"Yes, I'd like a cherry pop-tart, and my cat would like a bowl of milk with the world in it."
"I'm not your waitress," she replied. I realized that she was my blind date.
After the floor show, we talked about religion. Our fortune cookies arrived on a bed of Romaine lettuce, with a beautiful hemp garnish. Her cookie said:
Soon you will meet a man with a hose.Mine said:
You do not understand the forces of ignorance that rule your life.We left the restaurant without disturbing anyone. There was no need to alert the authorities, and people actually smiled at us. The Barbiehead in my stomach slept quietly. We went to Medusa's house and shared our ignorance. It was bliss.
We spent several hours exploring the popular idiom. Her mouth tasted better than mine, repeatedly. The sounds of a mandolin ribboned through my ears, wild floss charged by lightning: zing descending in a paroxysm of yes: zing and shiver. She was all warmth and electricity.
After she left, I sat in my difficult chair, determined to ignore the clock behind me. Tick. No. Tick. No.
Then one of the clock's hands fell heavily on my shoulder. My heartbeat sounded like pulverized chrysanthemums.
I turned and tried to stare down the clockface. I was sure that I could make it blink. But its face so resembled mine, also a repository of misspent time.

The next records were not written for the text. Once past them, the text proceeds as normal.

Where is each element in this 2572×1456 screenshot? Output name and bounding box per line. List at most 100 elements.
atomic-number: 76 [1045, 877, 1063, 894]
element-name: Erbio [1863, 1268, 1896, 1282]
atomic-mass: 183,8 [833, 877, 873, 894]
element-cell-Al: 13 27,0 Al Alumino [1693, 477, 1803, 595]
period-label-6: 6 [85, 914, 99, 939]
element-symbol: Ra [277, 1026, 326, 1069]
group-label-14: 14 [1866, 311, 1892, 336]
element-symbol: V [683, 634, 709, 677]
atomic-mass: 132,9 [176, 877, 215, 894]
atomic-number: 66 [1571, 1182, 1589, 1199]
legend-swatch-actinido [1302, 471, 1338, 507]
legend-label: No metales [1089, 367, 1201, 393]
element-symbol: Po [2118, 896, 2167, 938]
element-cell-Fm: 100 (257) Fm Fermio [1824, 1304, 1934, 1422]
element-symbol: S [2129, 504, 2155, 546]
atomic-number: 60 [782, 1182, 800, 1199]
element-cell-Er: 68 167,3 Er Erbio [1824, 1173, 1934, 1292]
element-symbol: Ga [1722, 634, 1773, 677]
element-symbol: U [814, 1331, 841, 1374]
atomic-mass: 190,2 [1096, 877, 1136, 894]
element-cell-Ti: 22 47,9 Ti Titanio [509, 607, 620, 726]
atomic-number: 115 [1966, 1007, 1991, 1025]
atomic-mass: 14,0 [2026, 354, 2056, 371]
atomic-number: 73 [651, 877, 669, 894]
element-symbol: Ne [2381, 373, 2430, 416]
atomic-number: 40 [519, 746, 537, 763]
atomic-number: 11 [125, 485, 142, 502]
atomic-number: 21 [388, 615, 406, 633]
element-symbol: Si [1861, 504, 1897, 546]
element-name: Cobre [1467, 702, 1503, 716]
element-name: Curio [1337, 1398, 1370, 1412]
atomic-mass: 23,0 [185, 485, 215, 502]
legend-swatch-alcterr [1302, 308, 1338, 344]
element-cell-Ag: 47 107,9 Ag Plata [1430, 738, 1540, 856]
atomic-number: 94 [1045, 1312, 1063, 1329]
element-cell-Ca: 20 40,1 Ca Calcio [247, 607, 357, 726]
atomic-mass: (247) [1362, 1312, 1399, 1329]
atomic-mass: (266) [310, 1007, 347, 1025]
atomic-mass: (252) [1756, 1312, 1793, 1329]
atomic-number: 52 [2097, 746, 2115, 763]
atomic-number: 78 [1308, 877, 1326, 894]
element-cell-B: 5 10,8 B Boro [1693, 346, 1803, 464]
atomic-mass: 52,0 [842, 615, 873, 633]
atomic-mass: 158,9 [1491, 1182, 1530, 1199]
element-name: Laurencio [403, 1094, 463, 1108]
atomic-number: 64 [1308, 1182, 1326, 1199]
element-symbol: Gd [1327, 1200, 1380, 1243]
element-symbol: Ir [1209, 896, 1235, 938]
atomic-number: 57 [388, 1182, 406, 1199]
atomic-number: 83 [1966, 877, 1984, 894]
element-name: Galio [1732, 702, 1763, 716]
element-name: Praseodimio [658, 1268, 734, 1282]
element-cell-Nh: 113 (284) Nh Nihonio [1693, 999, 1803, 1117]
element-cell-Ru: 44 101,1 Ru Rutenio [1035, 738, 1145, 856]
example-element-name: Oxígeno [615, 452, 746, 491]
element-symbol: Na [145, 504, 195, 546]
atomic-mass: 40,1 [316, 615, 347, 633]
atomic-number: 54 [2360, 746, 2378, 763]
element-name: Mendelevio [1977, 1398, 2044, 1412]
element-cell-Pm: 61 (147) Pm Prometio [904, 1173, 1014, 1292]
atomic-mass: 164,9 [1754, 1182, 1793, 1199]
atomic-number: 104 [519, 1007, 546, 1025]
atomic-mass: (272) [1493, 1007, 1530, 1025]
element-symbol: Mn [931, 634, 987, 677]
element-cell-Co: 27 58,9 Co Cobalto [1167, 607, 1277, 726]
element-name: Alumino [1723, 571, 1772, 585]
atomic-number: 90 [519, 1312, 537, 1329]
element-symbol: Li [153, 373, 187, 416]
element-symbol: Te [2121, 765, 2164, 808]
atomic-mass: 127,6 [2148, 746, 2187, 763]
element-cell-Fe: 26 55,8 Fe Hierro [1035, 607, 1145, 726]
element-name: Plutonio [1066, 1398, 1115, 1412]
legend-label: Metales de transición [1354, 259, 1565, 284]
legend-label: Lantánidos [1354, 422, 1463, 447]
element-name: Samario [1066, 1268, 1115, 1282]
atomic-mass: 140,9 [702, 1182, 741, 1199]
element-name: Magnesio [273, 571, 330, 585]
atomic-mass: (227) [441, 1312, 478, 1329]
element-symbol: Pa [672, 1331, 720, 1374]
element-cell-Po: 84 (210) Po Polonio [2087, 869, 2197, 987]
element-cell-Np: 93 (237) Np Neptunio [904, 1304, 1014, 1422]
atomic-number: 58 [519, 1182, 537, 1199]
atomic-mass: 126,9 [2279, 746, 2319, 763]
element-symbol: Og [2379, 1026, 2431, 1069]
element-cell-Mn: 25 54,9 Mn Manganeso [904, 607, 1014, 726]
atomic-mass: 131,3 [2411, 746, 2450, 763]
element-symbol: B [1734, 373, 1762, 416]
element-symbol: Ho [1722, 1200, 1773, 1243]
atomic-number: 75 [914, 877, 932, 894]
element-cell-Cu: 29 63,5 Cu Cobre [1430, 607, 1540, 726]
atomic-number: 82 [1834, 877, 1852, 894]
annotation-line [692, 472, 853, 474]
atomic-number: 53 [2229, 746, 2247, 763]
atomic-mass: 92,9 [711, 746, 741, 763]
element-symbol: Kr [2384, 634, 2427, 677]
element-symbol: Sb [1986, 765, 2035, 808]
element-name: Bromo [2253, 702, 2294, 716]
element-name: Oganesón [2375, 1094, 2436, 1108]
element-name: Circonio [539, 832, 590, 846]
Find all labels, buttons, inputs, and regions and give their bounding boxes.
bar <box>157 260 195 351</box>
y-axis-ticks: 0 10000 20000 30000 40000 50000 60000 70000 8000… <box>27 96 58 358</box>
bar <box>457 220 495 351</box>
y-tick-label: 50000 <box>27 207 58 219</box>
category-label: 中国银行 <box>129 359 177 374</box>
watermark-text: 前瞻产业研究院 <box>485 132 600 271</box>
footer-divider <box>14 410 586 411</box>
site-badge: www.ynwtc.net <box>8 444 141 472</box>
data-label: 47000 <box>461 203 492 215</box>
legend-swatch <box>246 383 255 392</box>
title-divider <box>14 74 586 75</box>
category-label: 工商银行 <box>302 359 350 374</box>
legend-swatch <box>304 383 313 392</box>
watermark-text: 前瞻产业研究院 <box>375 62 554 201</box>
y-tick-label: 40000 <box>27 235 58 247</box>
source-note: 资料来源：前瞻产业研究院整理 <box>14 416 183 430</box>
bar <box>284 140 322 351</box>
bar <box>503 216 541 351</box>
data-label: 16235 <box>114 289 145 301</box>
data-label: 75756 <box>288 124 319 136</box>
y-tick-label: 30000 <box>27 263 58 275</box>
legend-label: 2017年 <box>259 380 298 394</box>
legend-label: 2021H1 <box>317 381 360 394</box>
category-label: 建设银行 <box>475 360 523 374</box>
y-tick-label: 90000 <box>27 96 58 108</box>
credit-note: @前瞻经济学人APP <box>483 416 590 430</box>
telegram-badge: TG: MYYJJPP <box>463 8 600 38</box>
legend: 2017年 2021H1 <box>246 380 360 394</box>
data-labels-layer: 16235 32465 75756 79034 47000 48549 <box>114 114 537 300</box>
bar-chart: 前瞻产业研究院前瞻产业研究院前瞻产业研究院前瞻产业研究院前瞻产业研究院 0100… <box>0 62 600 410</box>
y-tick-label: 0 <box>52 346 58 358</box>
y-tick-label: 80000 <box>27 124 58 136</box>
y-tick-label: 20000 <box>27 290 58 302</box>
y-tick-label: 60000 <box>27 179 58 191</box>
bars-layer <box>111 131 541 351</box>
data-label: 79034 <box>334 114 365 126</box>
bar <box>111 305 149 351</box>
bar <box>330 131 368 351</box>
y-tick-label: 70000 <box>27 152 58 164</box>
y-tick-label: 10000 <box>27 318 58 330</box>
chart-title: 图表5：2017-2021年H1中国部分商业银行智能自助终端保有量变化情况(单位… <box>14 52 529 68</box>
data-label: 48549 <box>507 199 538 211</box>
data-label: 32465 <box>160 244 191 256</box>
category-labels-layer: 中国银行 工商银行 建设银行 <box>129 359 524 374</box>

Trying to stare down the clock was like trying to stare down my own face in the mirror. I kept looking away a split second sooner; lightspeed and back.
The zing and shiver receded within, beyond the night and the music and the feel of her touch on my skin. Grayness rose up from the horizon, and the worms turned in the soil, eating dirt and liking it. The clock ticked again.
I heard it.
Some people are so well-rounded that they have to sleep in bowls. I saw them gathering in the park, one big happy family, and then they began to clean each other with their feathery tongues. It was sordid, and also touching.
Me? I was on my way to meet with a Master of Levitation. I had seen his name on the "Community Bulletin Board" at the grocery store:
- HEY YOU!! -
Learn levitation from an ancient master. No hidden charges!
I have been levitating at will for over 400 years, and now
you, too, can learn the ancient wisdom of upwardness. Call
Ignacio Caldron, Master of Levitation, at xxx-xxxx. Must
provide own transportation and towel.
I was on my way to my first lesson, with my towel in hand. What was the towel for? Would I use it as a turban?
Then I noticed that there was something inside my towel. It was a glass jar filled with water and little sea horses swimming around. Sea monkeys? Huh? What? I noticed that every time I thought of a question, another sea horse appeared in the jar. Their tails and heads curled like tiny question marks in a Sea of Inquisition. I opened the jar and drank it, sea horses and all, and then I dumped the jar in a garbage can. It was not the kind of thing that I wanted to bring to levitation class. I noticed that my towel was slightly damp, and I had a sinking feeling. No further questions.